The inability of mice and rats to vomit prevents regurgitation of
stomach content. The nibbling nocturnal feeding behavior of most
small rodents and rapid intestinal transit times combine to eliminate
distended digestive tracts as a problem for most laboratory rodent
surgery. Thus, withholding food is not common practice prior to many
rodents surgical procedures, although guinea pigs are often fasted
prior to surgery (Harkness and Wagner 1989).
Hypothermia from anesthesia, wetting a significant portion of the
body during preparation for surgery, or cooling of exposed body
cavities is a potential problem during any rodent surgery.
Decontamination of the skin should be accomplished without soaking
the body of the rodent. The degree of hypothermia is influenced by
the type and duration of anesthesia (Gardner, Davis et al. 1992) and
environmental factors. Heat transfer should be considered when
selecting the surgical table. Stainless steel is easy to sanitize,
but it conducts heat away from the body. A temperature- controlled
small water `blanket' should be placed under the rodent during
prolonged surgical procedures. A cork board, a plastic tray, or a few
paper towels can be placed under the rodent to minimize heat transfer
during short procedures. Post- operative care should include an
external heat source while the rodents recover from anesthesia. The
heat source should be positioned so that the rodents can move away
from it as they recover from anesthesia.

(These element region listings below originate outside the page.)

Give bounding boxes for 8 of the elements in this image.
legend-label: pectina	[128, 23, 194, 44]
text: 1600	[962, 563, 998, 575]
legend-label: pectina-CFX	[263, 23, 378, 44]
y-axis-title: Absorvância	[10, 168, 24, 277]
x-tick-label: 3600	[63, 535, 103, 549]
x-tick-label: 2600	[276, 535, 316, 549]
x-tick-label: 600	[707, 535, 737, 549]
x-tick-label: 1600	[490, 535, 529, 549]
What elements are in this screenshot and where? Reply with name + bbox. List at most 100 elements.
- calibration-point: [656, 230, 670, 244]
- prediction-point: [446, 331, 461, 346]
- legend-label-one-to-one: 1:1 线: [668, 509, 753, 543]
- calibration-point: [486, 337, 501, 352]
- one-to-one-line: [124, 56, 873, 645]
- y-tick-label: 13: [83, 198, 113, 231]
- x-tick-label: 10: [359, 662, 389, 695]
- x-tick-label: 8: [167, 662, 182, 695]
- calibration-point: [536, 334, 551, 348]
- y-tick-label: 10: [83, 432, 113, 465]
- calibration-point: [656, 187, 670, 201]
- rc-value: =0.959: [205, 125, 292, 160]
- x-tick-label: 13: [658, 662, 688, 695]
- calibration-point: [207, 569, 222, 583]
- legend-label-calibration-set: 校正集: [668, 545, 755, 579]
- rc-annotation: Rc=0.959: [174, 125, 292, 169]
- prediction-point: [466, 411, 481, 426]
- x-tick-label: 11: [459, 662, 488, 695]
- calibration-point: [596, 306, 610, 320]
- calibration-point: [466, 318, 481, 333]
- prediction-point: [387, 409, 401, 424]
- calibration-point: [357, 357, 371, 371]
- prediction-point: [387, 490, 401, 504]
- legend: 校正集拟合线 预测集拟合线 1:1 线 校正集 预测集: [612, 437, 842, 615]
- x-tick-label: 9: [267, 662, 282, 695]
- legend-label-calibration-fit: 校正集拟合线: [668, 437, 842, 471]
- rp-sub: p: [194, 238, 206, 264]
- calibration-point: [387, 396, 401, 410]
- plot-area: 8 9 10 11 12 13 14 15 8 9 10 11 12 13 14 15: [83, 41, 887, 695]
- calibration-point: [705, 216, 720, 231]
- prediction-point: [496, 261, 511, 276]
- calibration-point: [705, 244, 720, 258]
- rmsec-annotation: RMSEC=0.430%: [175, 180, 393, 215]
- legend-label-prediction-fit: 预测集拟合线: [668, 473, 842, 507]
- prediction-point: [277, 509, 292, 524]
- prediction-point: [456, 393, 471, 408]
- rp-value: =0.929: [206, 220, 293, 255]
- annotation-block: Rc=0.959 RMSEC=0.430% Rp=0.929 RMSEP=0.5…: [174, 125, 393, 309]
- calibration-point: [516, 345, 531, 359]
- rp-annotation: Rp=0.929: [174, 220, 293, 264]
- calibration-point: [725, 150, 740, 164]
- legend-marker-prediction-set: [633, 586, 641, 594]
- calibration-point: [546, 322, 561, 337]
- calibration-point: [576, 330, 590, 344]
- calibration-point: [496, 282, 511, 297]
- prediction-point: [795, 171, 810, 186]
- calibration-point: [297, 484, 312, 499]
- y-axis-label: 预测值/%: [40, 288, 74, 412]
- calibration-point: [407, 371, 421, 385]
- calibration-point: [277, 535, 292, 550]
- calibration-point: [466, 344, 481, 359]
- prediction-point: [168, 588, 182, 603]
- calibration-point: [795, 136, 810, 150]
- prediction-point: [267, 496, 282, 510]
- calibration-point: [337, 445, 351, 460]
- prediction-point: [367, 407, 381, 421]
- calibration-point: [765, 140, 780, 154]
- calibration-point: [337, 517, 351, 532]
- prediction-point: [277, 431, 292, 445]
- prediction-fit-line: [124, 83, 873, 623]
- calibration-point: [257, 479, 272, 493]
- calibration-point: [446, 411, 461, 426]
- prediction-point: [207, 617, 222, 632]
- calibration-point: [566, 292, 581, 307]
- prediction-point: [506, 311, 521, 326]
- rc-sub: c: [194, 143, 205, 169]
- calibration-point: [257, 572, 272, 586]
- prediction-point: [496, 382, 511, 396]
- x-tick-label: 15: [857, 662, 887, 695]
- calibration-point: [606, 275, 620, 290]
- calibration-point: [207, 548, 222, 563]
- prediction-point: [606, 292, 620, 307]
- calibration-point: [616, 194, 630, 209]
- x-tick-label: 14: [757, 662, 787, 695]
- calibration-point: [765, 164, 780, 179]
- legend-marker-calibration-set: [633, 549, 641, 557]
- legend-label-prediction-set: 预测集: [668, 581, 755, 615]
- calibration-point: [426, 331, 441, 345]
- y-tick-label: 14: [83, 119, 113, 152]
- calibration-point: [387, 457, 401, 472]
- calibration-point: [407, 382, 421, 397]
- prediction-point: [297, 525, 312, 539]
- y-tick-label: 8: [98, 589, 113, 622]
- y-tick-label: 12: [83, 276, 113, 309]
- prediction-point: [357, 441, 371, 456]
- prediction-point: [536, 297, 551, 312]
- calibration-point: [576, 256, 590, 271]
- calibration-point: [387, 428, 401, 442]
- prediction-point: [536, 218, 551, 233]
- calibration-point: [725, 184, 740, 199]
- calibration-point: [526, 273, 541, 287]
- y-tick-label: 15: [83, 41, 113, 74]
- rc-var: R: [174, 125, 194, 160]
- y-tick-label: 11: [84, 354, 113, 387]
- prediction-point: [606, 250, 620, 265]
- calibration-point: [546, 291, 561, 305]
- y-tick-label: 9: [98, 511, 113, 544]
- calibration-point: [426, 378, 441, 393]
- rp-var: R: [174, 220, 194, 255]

An electric light (50- 75 W
bulb) suspended over one end of the cage is a very simple heat source
for rodents recovering from anesthesia.
In summary, when aseptic surgical technique is not practiced,
infection can be expected. These infections are often subclinical in
rodents; nevertheless, adverse physiological effects have been
demonstrated. Preventing post- surgical infection by using aseptic
technique improves the
quality of life for the rodent and eliminates a source of
uncontrolled variation in research data.